Non-syndromic craniosynostosis.

作者信息

Alperovich Michael, Tonello Cristiano, Mayes Linda C, Kahle Kristopher T

机构信息

Division of Plastic Surgery, Department of Surgery, Yale University School of Medicine, New Haven, CT, USA.
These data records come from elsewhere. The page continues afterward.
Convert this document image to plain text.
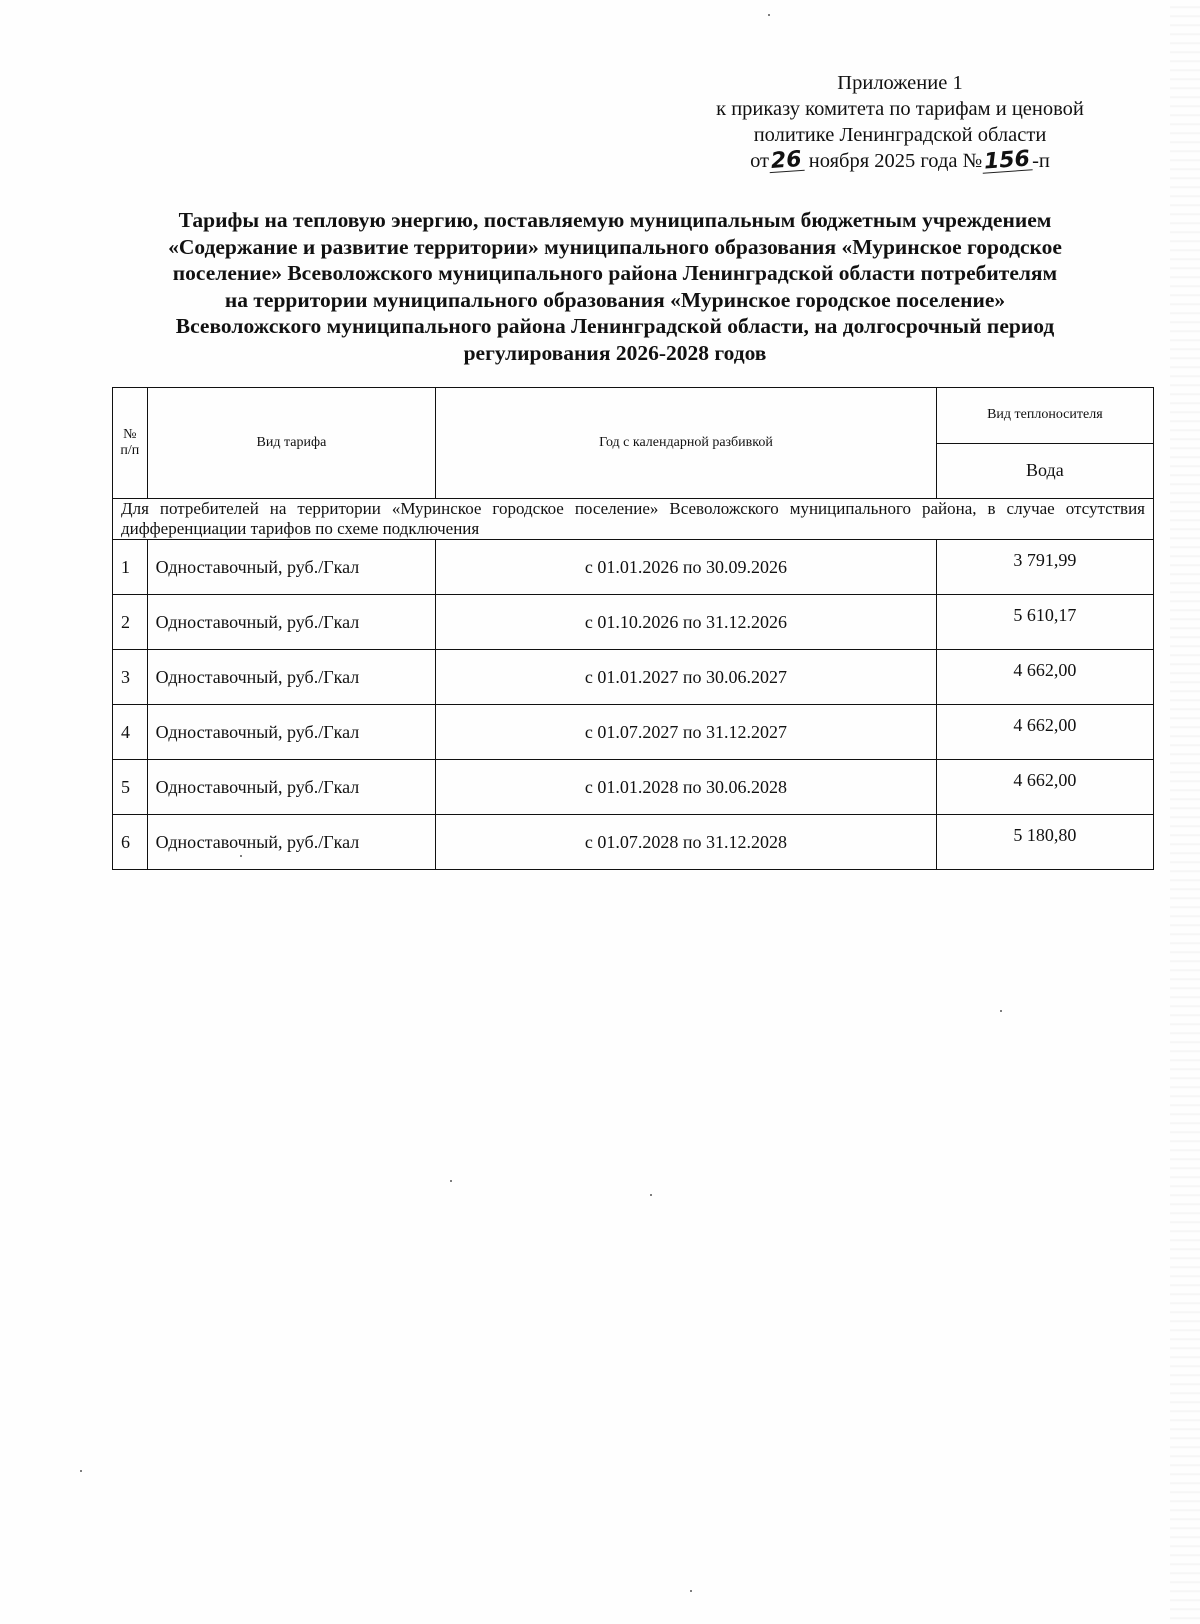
Приложение 1
к приказу комитета по тарифам и ценовой
политике Ленинградской области
от26 ноября 2025 года №156-п
Тарифы на тепловую энергию, поставляемую муниципальным бюджетным учреждением
«Содержание и развитие территории» муниципального образования «Муринское городское
поселение» Всеволожского муниципального района Ленинградской области потребителям
на территории муниципального образования «Муринское городское поселение»
Всеволожского муниципального района Ленинградской области, на долгосрочный период
регулирования 2026-2028 годов
№ п/п	Вид тарифа	Год с календарной разбивкой	Вид теплоносителя
			Вода
Для потребителей на территории «Муринское городское поселение» Всеволожского муниципального района, в случае отсутствия дифференциации тарифов по схеме подключения			
1	Одноставочный, руб./Гкал	с 01.01.2026 по 30.09.2026	3 791,99
2	Одноставочный, руб./Гкал	с 01.10.2026 по 31.12.2026	5 610,17
3	Одноставочный, руб./Гкал	с 01.01.2027 по 30.06.2027	4 662,00
4	Одноставочный, руб./Гкал	с 01.07.2027 по 31.12.2027	4 662,00
5	Одноставочный, руб./Гкал	с 01.01.2028 по 30.06.2028	4 662,00
6	Одноставочный, руб./Гкал	с 01.07.2028 по 31.12.2028	5 180,80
Hospital for Rehabilitation of Craniofacial Anomalies, University of Sao Paulo, Sao Paulo, Brazil.

出版信息

Nat Rev Dis Primers. 2025 Apr 10;11(1):24. doi: 10.1038/s41572-025-00607-4.

Abstract

Craniosynostosis is characterized by the premature fusion of one or more major cranial sutures at birth or soon after. Single-suture non-syndromic craniosynostosis (NSC) is the most common form of craniosynostosis and includes the sagittal, metopic, unicoronal and unilambdoid subtypes. Characterized by an abnormal head shape specific to the fused suture type, NSC can cause increased intracranial pressure. Cranial sutures either originate from the neural crest or arise from mesoderm-derived mesenchymal stem cells. A mixture of environmental and genetic factors contributes to NSC, with genetic causes following a largely polygenic model. Physical examination is used to identify the majority of patients, but accompanying radiographic imaging can be confirmatory. The three major surgical techniques in use to treat NSC are cranial vault remodelling, strip craniectomy and spring-assisted cranioplasty. Surgical intervention is ideally performed in the first year of life, with a mortality of <1%. Health-care disparities contribute to delayed initial presentation and timely repair. Optimal timing of surgery and comparative outcomes by surgical technique remain under active study. School-age children with treated NSC on average have subtle, but lower cognitive and behavioural performance. However, patient-reported quality of life outcomes are comparable to those in control individuals.

摘要

颅缝早闭的特征是出生时或出生后不久一条或多条主要颅缝过早融合。单缝非综合征性颅缝早闭(NSC)是颅缝早闭最常见的形式,包括矢状缝、额缝、单侧冠状缝和单侧人字缝亚型。NSC的特征是具有与融合缝类型特定相关的异常头型,可导致颅内压升高。颅缝要么起源于神经嵴,要么起源于中胚层来源的间充质干细胞。环境和遗传因素共同导致NSC,遗传原因在很大程度上遵循多基因模型。体格检查用于识别大多数患者,但辅助放射影像学检查可起到确诊作用。用于治疗NSC的三种主要手术技术是颅骨重塑、条状颅骨切除术和弹簧辅助颅骨成形术。手术干预理想情况下在出生后第一年进行,死亡率<1%。医疗保健差距导致初始就诊延迟和未能及时修复。手术的最佳时机以及不同手术技术的比较结果仍在积极研究中。接受治疗的NSC学龄儿童平均具有细微但较低的认知和行为表现。然而,患者报告的生活质量结果与对照个体相当。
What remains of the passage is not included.